Multithreaded LU Decomposition Analysis

Programming Language:C++, CUDA

Repository: https://github.com/TiagoJoseMagalhaes/lu_decomp

Description

This work was developed as a part of a parallel computing class and its objective was to understand different ways to implement the same algorithm in a parallel way. The 3 ways we had to implement it were single-threaded (just to understand how the algorithm works in its simplest form), using OpenMP, and using CUDA. We implemented matrix LU decomposition using Doolittle’s method. The OpenMP implementation achieved quite nice results, however, the most interesting one was the CUDA implementation.

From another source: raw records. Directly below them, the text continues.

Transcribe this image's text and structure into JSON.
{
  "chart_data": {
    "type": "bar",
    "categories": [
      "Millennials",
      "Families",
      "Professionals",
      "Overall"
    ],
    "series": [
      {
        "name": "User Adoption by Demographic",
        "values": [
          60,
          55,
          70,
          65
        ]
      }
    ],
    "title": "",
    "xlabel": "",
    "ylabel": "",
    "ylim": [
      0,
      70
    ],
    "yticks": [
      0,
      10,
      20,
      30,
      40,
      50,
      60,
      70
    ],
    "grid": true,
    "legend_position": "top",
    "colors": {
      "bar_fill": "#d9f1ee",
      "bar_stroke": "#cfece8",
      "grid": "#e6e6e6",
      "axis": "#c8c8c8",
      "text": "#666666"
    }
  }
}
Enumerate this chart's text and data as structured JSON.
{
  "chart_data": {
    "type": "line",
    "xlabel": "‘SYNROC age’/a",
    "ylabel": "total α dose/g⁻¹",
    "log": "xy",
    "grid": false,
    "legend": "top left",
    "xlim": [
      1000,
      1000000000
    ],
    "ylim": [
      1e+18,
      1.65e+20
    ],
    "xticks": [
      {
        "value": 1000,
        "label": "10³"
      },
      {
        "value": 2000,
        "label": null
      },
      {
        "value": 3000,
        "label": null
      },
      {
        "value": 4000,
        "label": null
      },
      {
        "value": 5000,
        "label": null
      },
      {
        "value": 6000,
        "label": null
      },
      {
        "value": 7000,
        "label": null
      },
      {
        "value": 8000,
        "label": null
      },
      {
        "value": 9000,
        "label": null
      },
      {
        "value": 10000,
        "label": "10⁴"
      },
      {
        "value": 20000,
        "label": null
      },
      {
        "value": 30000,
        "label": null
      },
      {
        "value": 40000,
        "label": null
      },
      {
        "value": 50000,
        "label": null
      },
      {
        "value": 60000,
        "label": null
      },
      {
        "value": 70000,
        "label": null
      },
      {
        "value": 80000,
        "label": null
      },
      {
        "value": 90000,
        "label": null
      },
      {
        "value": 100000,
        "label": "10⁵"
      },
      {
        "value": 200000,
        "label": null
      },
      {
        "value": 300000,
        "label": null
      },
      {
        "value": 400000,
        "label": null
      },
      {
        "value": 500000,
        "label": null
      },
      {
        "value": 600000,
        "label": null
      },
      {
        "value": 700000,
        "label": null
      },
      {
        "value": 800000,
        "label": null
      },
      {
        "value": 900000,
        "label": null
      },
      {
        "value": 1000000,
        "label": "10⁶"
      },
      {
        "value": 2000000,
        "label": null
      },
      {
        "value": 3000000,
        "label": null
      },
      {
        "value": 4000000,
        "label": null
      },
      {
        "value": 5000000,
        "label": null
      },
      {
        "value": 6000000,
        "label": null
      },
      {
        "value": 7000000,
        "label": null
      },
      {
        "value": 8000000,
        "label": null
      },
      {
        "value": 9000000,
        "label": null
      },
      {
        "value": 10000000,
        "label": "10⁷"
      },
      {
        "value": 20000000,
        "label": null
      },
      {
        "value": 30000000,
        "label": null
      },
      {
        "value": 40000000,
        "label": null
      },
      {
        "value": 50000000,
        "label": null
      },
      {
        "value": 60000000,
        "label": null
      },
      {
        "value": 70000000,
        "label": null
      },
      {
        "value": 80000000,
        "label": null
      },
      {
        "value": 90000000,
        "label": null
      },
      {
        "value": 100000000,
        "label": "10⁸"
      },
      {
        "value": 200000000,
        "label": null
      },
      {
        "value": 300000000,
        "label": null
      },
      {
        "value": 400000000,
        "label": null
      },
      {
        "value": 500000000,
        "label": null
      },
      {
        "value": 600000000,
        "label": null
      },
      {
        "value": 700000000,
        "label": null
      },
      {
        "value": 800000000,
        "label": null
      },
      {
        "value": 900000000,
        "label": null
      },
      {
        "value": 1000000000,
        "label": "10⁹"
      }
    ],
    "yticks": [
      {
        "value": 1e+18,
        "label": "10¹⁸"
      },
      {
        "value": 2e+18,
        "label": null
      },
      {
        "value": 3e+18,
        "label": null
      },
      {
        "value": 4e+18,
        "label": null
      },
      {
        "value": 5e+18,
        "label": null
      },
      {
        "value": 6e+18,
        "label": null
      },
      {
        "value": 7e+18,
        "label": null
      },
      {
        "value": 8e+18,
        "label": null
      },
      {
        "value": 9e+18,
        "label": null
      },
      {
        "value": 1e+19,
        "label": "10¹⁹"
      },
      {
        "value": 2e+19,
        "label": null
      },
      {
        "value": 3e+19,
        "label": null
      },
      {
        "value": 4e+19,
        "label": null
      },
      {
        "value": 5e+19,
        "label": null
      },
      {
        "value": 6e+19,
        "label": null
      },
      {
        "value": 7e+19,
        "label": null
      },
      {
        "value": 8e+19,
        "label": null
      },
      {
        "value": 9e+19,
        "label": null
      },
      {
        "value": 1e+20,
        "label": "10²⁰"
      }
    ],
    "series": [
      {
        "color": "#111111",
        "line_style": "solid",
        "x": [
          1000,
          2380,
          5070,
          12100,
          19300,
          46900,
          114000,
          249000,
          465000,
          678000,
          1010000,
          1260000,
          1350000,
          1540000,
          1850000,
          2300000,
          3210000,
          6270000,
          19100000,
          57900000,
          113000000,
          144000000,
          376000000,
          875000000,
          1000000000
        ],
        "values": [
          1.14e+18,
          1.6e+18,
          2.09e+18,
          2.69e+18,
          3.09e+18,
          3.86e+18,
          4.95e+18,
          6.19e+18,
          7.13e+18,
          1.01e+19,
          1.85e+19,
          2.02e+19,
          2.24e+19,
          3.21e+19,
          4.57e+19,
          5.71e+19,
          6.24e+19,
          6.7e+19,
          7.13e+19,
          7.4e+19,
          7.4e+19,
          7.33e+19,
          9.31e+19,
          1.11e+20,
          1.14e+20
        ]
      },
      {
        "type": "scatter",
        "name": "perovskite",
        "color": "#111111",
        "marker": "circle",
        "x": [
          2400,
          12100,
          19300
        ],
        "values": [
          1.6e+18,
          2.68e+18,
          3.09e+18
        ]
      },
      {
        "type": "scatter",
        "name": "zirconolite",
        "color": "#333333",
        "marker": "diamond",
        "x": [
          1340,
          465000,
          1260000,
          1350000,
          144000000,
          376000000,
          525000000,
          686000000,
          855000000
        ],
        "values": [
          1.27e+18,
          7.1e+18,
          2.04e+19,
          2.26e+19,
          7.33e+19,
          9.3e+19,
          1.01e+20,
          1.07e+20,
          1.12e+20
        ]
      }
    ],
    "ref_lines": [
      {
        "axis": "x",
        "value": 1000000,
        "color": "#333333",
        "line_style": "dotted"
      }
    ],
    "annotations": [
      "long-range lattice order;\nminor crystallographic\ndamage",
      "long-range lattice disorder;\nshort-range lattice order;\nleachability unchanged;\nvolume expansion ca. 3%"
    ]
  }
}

This is the project where I learned that usually iterative algorithms don’t adapt themselves well to highly parallelized environments, in our case we hit the max thread limit per group of Cuda very quickly, and could not find a way to split computations over different groups, this yielded not only a very small maximum matrix size but when accounting for data transfer time over the PCI bus made the usage of Doolittle’s method in CUDA make no sense at all. This being said using another algorithm to do this operation is an option as proven by CUBLAS, which can do this operation very efficiently. Overall it was an interesting experiment, however, we did wish our teacher bothered to explain to us what algorithm we were using, to begin with since most of us were not acquainted with the vast myriad of matrix LU decomposition methods.